Buchanan's historical mistakes

n Patrick Buchanan's view of US history, 1897 was a very good year, with the nation protected by two vast oceans and President William McKinley promising to keep us out of war. A century of conflict has intervened, and Buchanan's views on foreign policy, shaped by a bitter isolationism, make him unfit to be president.

Yet George W. Bush wants to keep Buchanan in the Republican Party, and if he bolts, the Reform Party is considering nominating him for president. Based on the views expounded in his new book ''A Republic, Not an Empire,'' Buchanan has no place in the leading ranks of any party that aspires to the presidency.

In the book, Buchanan belittles McKinley for getting the United States into war with Spain and Woodrow Wilson for leading the nation into World War I. Buchanan reserves his harshest criticism for Franklin D. Roosevelt, ''anxious, even desperate'' to get the United States into World War II. In Buchanan's view, the United States should have done its utmost to avoid war with Germany or Japan, and Britain and France should not have resisted Hitler's aggression against Poland.

''Had Britain and France not given the guarantee to Poland,'' Buchanan writes, ''Hitler would almost surely have delivered his first great blow to Stalin's Russia. Britain and France would have had additional years to help build up their air forces and armies and to purchase, as neutrals, whatever munitions they needed from the United States. If the revealed horrors of Nazism in the East mandated a war, the Allies could have chosen the time and the place to strike.''

Buchanan's disdain of past conflicts shapes his perspective on the US role today. He opposes every Cold War alliance with the possible exception of NATO. He wants the United States to dismantle the accords with Japan and South Korea that have kept the peace in the North Pacific for four decades. He wants an end to the US military involvement in the Persian Gulf that has safeguarded the world's major source of oil. ''We are but 4 percent of the world's population,'' he writes, ''and cannot be held eternally responsible for the peace and security of half the planet.''

Much the same was said in 1919 just after World War I. Wilson was trying to fashion a new international order and agreed with the British on a treaty to protect France from German attack. That accord got lost in the debacle following the Senate defeat of the Versailles peace agreement with Germany - a rejection Buchanan supports.

If the United States had remained engaged in European security issues, Franklin Roosevelt could have helped prevent Hitler's occupation of the Rhineland on the border with France in 1936. Instead, Germany was allowed to pick off that territory, then Austria and Czechoslovakia, before Britain and France drew the line at Poland. The United States did nothing.

Once the war had begun with an unprovoked German attack on Poland, it was clear to Britain and France that Hitler could never be trusted.

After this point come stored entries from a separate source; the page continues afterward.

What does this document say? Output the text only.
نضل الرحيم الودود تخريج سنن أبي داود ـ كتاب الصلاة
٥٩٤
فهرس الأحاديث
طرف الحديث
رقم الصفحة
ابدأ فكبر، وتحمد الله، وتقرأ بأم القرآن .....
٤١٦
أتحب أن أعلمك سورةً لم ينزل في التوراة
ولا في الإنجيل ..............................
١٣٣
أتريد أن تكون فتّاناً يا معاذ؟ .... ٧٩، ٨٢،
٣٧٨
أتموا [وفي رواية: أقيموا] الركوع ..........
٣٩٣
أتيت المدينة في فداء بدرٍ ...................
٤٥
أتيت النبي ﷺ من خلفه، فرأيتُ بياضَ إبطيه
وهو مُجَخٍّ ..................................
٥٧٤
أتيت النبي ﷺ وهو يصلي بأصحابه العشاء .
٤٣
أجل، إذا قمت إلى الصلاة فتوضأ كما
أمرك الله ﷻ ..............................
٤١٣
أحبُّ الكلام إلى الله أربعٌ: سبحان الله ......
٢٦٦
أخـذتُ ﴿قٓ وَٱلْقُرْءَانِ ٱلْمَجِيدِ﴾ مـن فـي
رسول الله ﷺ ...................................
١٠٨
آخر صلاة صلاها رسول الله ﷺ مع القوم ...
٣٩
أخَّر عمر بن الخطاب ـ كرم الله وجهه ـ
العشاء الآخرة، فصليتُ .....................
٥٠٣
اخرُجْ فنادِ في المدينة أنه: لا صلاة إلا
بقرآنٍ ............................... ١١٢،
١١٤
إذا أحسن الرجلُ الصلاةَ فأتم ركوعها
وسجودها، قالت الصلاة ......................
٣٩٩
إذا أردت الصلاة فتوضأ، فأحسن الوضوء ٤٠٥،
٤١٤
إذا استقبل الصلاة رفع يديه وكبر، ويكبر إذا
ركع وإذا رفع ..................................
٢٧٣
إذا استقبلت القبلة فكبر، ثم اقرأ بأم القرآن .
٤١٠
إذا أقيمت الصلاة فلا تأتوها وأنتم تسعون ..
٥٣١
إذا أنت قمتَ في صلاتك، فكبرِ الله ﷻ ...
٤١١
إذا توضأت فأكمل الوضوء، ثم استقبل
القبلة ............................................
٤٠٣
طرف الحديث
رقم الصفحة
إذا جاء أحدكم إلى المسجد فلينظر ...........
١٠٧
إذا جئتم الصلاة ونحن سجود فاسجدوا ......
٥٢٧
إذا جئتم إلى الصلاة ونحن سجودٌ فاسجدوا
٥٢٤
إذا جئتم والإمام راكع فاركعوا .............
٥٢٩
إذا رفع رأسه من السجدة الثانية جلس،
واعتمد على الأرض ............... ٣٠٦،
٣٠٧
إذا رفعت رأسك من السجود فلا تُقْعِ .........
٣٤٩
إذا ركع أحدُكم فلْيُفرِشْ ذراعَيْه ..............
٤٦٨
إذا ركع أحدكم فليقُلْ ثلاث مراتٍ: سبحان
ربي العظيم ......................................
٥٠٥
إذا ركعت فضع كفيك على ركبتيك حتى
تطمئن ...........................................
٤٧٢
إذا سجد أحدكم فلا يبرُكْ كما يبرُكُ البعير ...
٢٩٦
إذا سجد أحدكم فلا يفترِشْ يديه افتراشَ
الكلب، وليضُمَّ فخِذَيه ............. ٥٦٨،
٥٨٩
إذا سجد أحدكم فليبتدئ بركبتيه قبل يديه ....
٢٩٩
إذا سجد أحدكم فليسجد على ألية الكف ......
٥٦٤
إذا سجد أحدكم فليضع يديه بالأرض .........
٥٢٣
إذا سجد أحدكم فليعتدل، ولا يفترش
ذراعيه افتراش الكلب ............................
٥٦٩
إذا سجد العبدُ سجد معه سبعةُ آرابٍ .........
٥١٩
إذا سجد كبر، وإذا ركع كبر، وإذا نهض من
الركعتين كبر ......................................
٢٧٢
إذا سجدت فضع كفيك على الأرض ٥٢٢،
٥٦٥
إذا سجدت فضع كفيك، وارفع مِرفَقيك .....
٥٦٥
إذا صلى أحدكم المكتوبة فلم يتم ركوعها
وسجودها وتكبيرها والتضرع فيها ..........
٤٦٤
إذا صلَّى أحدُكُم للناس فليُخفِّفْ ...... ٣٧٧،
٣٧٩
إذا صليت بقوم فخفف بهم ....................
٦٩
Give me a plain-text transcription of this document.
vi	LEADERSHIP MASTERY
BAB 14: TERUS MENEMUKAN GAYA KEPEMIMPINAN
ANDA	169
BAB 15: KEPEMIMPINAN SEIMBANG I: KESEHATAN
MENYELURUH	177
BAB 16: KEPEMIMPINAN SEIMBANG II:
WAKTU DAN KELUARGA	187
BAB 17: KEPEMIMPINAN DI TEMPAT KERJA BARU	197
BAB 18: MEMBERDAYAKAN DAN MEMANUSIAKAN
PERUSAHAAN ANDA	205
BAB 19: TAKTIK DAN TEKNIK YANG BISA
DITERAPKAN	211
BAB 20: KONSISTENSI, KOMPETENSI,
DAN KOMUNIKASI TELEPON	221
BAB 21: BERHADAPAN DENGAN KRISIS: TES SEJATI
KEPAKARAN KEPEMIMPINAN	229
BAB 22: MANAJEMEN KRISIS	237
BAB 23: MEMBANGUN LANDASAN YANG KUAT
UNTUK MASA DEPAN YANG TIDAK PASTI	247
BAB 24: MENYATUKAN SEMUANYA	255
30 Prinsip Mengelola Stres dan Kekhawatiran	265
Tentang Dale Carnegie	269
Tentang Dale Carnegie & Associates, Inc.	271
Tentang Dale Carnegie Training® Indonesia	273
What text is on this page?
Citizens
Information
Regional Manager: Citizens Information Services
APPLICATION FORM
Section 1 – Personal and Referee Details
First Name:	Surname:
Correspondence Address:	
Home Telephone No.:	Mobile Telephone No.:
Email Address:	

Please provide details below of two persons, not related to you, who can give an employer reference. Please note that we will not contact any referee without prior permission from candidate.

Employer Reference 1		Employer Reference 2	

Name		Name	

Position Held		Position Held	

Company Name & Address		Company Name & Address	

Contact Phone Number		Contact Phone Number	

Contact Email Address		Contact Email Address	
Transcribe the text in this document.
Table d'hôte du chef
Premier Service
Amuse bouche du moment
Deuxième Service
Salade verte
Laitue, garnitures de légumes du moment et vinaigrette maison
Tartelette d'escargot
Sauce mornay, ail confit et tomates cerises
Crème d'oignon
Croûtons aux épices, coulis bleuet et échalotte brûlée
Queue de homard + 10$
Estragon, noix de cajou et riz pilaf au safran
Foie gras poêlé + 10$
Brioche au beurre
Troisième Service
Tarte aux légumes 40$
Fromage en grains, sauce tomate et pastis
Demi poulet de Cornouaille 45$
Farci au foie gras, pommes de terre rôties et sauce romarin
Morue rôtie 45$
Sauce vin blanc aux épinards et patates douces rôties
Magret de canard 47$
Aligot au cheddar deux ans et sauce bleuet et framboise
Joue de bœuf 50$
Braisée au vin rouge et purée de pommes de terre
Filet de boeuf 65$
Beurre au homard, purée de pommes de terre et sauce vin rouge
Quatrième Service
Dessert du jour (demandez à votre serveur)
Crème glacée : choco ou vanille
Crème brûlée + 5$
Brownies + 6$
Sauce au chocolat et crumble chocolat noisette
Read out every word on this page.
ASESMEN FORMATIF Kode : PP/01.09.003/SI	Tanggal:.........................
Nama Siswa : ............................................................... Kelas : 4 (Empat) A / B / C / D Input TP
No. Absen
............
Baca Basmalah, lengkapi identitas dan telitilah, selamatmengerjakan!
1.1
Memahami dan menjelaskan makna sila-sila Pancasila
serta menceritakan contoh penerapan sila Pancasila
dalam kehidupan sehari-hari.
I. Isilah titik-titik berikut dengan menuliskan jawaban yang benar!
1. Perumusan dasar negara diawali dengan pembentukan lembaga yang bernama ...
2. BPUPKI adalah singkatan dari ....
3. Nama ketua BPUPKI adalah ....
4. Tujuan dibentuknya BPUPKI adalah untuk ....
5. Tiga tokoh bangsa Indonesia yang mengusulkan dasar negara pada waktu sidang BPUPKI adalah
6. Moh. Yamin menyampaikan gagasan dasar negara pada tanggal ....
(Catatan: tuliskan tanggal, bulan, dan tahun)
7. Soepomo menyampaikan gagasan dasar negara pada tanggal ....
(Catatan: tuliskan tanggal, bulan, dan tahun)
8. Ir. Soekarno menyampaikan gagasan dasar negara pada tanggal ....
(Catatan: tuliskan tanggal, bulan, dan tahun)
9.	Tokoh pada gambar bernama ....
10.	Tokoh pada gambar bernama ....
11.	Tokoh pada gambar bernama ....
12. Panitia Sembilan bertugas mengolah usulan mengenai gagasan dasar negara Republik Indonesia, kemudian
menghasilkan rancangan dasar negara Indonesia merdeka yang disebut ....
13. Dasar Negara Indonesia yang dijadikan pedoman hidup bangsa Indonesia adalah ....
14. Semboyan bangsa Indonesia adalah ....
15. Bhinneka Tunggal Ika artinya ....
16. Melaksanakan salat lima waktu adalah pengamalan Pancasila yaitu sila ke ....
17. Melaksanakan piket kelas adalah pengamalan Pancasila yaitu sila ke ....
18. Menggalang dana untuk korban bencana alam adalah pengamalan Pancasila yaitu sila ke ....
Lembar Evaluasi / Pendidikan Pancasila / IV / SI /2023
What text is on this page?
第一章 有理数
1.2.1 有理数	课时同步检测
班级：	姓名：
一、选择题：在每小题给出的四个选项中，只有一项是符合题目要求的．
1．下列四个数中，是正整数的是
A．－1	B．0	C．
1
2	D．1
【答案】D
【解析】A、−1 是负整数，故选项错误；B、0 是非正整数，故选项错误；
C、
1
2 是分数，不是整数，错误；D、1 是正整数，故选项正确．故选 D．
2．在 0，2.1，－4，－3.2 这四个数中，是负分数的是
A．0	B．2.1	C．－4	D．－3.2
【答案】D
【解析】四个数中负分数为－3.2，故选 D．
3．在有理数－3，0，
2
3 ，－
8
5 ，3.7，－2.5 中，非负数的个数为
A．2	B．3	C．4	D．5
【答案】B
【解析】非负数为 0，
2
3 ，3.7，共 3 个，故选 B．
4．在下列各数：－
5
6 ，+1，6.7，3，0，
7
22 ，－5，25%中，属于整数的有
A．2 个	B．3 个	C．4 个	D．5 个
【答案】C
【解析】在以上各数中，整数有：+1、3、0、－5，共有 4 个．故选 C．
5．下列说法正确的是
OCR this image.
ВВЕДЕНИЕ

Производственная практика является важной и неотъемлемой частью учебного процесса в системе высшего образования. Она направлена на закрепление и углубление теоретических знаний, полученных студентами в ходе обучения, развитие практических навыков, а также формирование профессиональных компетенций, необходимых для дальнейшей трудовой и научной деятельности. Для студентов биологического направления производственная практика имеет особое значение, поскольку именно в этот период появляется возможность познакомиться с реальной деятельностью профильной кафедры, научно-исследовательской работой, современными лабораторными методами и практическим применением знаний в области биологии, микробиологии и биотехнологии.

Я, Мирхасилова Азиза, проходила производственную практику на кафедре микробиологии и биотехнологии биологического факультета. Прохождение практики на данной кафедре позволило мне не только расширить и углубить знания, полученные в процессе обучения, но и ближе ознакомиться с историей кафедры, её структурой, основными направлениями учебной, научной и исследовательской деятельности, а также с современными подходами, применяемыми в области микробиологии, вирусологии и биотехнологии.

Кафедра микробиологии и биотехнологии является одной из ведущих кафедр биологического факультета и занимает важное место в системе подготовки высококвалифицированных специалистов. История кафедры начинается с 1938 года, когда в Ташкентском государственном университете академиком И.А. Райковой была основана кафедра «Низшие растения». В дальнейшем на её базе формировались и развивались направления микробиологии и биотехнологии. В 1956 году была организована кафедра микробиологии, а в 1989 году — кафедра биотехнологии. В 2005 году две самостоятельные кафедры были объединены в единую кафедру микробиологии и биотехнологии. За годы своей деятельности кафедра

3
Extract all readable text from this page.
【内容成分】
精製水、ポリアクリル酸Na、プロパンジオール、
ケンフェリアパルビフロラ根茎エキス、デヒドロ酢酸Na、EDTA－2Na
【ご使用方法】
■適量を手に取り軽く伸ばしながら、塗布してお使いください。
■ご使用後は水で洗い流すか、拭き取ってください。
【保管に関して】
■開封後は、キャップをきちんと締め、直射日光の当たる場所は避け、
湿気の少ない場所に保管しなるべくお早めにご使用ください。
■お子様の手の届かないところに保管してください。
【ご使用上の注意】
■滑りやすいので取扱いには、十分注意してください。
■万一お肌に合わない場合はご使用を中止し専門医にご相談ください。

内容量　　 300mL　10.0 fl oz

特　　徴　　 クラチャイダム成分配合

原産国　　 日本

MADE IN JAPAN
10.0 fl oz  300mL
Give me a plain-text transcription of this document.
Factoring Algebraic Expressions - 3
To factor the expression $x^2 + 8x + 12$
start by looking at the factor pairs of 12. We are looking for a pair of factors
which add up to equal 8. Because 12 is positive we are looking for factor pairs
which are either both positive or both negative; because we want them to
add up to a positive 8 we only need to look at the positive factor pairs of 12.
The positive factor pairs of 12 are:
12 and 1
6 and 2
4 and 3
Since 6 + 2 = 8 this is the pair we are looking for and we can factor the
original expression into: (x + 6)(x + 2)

After France fell, Britain had to fight on, as Winston Churchill said, to prevent the world from sinking ''into the abyss of a new Dark Age made more sinister, and perhaps more protracted, by the lights of perverted science.''

Churchill understood, as Buchanan does not, that the victor in a Russo-German war would have dominated Europe from the English Channel to the Ural Mountains. If it were a draw, Germany would have controlled the industrial heart of the continent, and its engineers would have been working on missiles and jet fighters, both of which came into service by 1945 anyway. Could an atomic bomb have been far behind?

Franklin Roosevelt shared Churchill's insight. Had the United States not acted in concert with Britain and the Soviet Union, it might have faced a different kind of Cold War - against Nazi Germany and Japan. (Buchanan would have made a deal with the Japanese to avert Pearl Harbor.)

Roosevelt's policies inaugurated an era of US engagement with the world that continues to this day. While this approach has not been without peril, as shown in Vietnam, it has averted a world conflagration that would have been far worse than World War II, in which 55 million people died, among them 407,000 Americans. And today democracy, not Nazism, is the worldwide political ideal.

In Buchanan's view, those US casualties were unnecessary. He has earned Senator John McCain's rebuke for seeming to slight their sacrifice. Isolationists who shared Buchanan's worldview kept the United States from the steadfast commitment to European security that might have prevented World War II and that, when belatedly maintained with NATO, kept the peace during the Cold War.

Buchanan's isolationism should not have blinkered US policy in the first part of the 20th century. It has no place as the nation enters the 21st.